AFTER MAKING A SUCCESS IN FARMING AND AGRICULTURAL CONTRACTING, NORFOLK BASED BUSINESSMAN OLIVER ARNOLD, IN PARTNERSHIP WITH HIS WIFE, HANNAH, DECIDED TO BRANCH OUT IN A NEW DIRECTION, PURCHASING QUINTO CRANE AND PLANT LIMITED. MANY WOULD THINK THIS IS SOMETHING OF A RADICAL STEP FOR SOMEONE FROM AN AGRICULTURAL BACKGROUND, BUT THERE ARE SOUND BUSINESS REASONS FOR THIS MOVE - AS BOB BEECH DISCOVERS.
There is a certain type of individual that relishes a challenge, who loves solving problems and overcoming obstacles.

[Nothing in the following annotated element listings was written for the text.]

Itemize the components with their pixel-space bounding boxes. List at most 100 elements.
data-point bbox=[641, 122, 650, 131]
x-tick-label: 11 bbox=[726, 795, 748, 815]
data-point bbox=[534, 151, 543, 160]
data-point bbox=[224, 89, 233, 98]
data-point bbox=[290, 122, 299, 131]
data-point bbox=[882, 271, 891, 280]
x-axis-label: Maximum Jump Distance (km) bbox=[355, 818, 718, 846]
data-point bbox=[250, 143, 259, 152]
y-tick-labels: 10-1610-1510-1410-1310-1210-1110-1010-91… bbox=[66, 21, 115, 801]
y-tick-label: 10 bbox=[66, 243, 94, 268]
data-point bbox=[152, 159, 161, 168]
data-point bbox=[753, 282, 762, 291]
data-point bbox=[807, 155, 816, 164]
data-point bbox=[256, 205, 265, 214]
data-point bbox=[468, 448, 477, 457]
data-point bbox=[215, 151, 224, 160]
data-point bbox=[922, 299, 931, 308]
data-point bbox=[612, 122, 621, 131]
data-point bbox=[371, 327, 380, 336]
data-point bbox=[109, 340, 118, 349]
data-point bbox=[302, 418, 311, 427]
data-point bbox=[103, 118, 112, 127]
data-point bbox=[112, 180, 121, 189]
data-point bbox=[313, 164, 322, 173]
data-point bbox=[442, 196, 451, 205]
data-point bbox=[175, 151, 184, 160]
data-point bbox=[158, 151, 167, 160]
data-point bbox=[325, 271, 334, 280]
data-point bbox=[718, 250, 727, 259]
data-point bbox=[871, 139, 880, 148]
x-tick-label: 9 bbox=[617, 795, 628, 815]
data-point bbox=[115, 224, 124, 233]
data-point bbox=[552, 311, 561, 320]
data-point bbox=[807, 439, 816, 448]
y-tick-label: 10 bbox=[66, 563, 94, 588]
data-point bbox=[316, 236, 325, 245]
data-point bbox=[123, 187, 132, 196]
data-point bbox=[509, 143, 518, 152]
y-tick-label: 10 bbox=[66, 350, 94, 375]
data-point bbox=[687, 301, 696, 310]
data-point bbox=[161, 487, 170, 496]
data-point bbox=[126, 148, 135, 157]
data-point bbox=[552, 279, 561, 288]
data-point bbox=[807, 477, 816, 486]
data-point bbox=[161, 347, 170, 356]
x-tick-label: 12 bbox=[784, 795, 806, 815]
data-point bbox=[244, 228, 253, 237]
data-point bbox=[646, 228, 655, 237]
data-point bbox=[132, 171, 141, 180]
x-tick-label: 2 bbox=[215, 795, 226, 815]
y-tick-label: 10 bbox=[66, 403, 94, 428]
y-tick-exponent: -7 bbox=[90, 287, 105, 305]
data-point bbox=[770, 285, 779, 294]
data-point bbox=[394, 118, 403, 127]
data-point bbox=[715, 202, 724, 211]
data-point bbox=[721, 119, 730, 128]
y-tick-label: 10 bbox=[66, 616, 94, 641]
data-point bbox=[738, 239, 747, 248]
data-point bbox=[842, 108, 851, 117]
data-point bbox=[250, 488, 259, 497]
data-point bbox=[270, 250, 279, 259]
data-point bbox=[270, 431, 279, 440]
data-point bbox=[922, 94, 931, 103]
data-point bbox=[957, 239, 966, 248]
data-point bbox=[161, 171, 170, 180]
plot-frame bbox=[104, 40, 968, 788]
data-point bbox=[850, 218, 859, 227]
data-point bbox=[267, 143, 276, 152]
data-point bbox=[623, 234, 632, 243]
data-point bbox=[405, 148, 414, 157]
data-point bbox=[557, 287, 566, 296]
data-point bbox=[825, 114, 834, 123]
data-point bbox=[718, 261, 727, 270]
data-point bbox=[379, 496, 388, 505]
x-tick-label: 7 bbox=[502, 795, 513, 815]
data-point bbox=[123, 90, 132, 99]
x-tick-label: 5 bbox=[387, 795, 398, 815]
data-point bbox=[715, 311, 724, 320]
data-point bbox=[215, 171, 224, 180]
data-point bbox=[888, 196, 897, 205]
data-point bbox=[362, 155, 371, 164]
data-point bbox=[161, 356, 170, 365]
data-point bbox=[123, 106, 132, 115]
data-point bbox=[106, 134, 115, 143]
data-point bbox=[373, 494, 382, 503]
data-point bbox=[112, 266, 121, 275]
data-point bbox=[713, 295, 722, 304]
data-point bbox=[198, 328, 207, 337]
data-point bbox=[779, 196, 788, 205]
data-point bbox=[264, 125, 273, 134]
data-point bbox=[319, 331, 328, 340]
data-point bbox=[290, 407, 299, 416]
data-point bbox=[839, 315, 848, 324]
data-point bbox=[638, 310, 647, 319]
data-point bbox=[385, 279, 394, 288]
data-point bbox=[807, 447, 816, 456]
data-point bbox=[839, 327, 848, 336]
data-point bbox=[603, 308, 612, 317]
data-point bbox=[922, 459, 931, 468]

It only takes a few moments in the company of Oliver Arnold to realise that he is just this type of person. Focused, with lots of energy, ready to take on new challenges on a daily basis – but also shrewd enough to understand the importance of having the support of the workforce in order to achieve his aims and ambitions.
Heavy Torque was ﬁrst alerted to the major changes taking place at Quinto from a Mercedes Benz press release: the Norfolk company had recently taken delivery of a new Mercedes Arocs 3363 SLT 6x4 155 tonne tractor unit, and six axle Nooteboom ballast trailer, to carry the counterweights for one of its large cranes.

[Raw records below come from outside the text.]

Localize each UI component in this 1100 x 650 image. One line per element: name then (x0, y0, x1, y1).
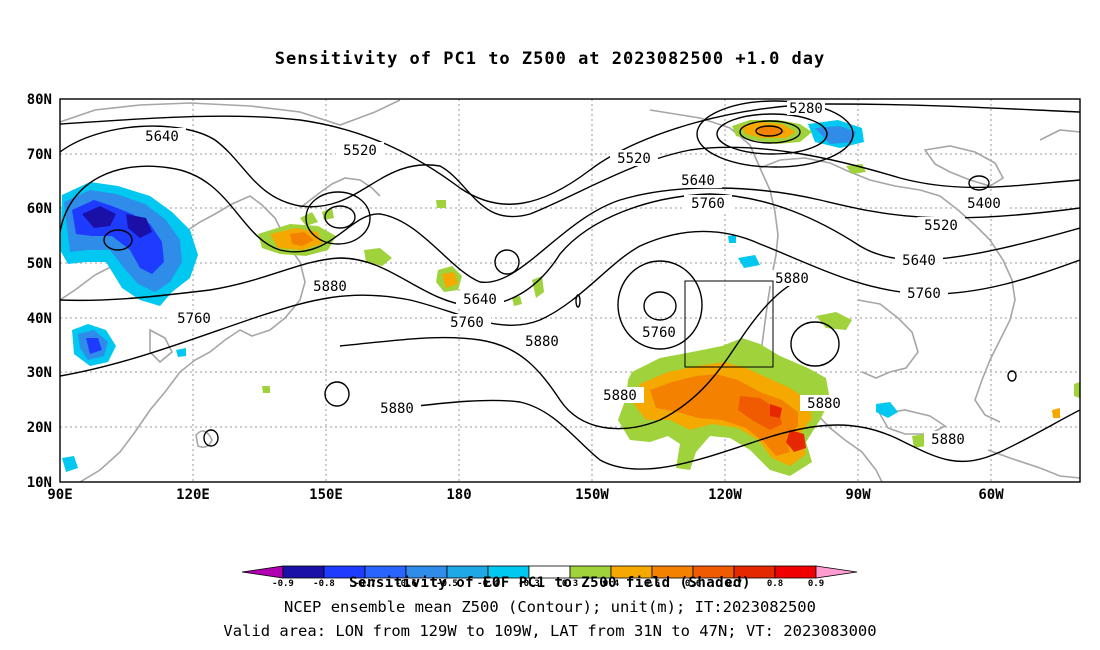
colorbar-tick-label: 0.7 (726, 579, 742, 589)
lat-label: 80N (27, 92, 52, 108)
contour-label: 5880 (931, 432, 965, 448)
valid-area-box (684, 280, 774, 368)
caption-line-1: NCEP ensemble mean Z500 (Contour); unit(… (284, 598, 816, 616)
contour-label: 5280 (789, 101, 823, 117)
contour-label: 5880 (807, 396, 841, 412)
contour-label: 5640 (681, 173, 715, 189)
latitude-labels: 80N 70N 60N 50N 40N 30N 20N 10N (27, 92, 52, 491)
lon-label: 150E (309, 487, 343, 503)
lat-label: 50N (27, 256, 52, 272)
colorbar-swatch (815, 565, 858, 579)
lon-label: 120W (708, 487, 742, 503)
lat-label: 10N (27, 475, 52, 491)
contour-label: 5760 (907, 286, 941, 302)
lon-label: 150W (575, 487, 609, 503)
colorbar-tick-label: -0.9 (272, 579, 294, 589)
contour-label-group: 5280 5520 5520 5520 5640 5640 5640 5640 … (138, 101, 1008, 448)
plot-frame (59, 98, 1081, 483)
lon-label: 90E (47, 487, 72, 503)
lon-label: 60W (978, 487, 1004, 503)
contour-label: 5880 (380, 401, 414, 417)
contour-label: 5760 (177, 311, 211, 327)
contour-label: 5520 (924, 218, 958, 234)
colorbar-tick-label: -0.7 (354, 579, 376, 589)
contour-label: 5760 (691, 196, 725, 212)
lat-label: 60N (27, 201, 52, 217)
longitude-labels: 90E 120E 150E 180 150W 120W 90W 60W (47, 487, 1004, 503)
contour-label: 5640 (463, 292, 497, 308)
colorbar: -0.9 -0.8 -0.7 -0.6 -0.5 -0.4 -0.3 0.3 0.4 0.5 0.6… (241, 565, 858, 589)
colorbar-tick-label: 0.3 (562, 579, 578, 589)
colorbar-tick-label: -0.8 (313, 579, 335, 589)
colorbar-tick-label: -0.5 (436, 579, 458, 589)
contour-label: 5760 (642, 325, 676, 341)
contour-label: 5880 (603, 388, 637, 404)
colorbar-tick-label: 0.9 (808, 579, 824, 589)
lon-label: 180 (446, 487, 471, 503)
colorbar-tick-label: 0.6 (685, 579, 701, 589)
contour-label: 5640 (145, 129, 179, 145)
positive-sensitivity-shading (258, 120, 1080, 476)
contour-label: 5760 (450, 315, 484, 331)
colorbar-tick-label: -0.6 (395, 579, 417, 589)
lon-label: 90W (845, 487, 871, 503)
contour-label: 5880 (525, 334, 559, 350)
lat-label: 20N (27, 420, 52, 436)
colorbar-tick-label: 0.4 (603, 579, 620, 589)
negative-sensitivity-shading (60, 120, 898, 472)
colorbar-tick-label: -0.4 (477, 579, 499, 589)
lat-label: 70N (27, 147, 52, 163)
caption-line-2: Valid area: LON from 129W to 109W, LAT f… (223, 622, 877, 640)
shaded-sensitivity (60, 120, 1080, 476)
lon-label: 120E (176, 487, 210, 503)
colorbar-tick-label: 0.5 (644, 579, 660, 589)
lat-label: 30N (27, 365, 52, 381)
contour-label: 5880 (775, 271, 809, 287)
colorbar-tick-label: 0.8 (767, 579, 783, 589)
lat-label: 40N (27, 311, 52, 327)
colorbar-title: Sensitivity of EOF PC1 to Z500 field (Sh… (349, 575, 751, 591)
contour-label: 5640 (902, 253, 936, 269)
contour-label: 5400 (967, 196, 1001, 212)
contour-label: 5880 (313, 279, 347, 295)
contour-label: 5520 (343, 143, 377, 159)
colorbar-tick-label: -0.3 (518, 579, 540, 589)
map-title: Sensitivity of PC1 to Z500 at 2023082500… (274, 49, 826, 69)
z500-contours (60, 100, 1080, 470)
contour-label: 5520 (617, 151, 651, 167)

What really caught our eye was the quote from the new owner, saying that one of the big attractions of the Mercedes was the low-speed clutch control when manoeuvring in conﬁned spaces. He had discovered this himself – when driving a heavy haulage SLT demonstrator out on a job – and noted how much better it performed than his company’s existing heavy tractor units. While other senior managers elsewhere might occasionally get behind the wheel, we got the distinct impression that the new boss at Quinto is truly hands on: and someone we ought to meet as soon as possible.
Quinto is a long-established operation and was formed by the previous owners back in the 70s. Before that it was part of the Pointer Group, who were a very large transport, plant hire, construction and building material supply group in East Anglia. They broke up after many years trading, and Quinto took over Pointers crane hire operation, based at Norwich, with eight other depots spreading as far west as Leicester. It had developed a reputation as a very soundly run operation and a company that could be relied upon. The previous owners were looking to sell in order to retire. As a local man, Oliver Arnold was keen to keep the company under local ownership.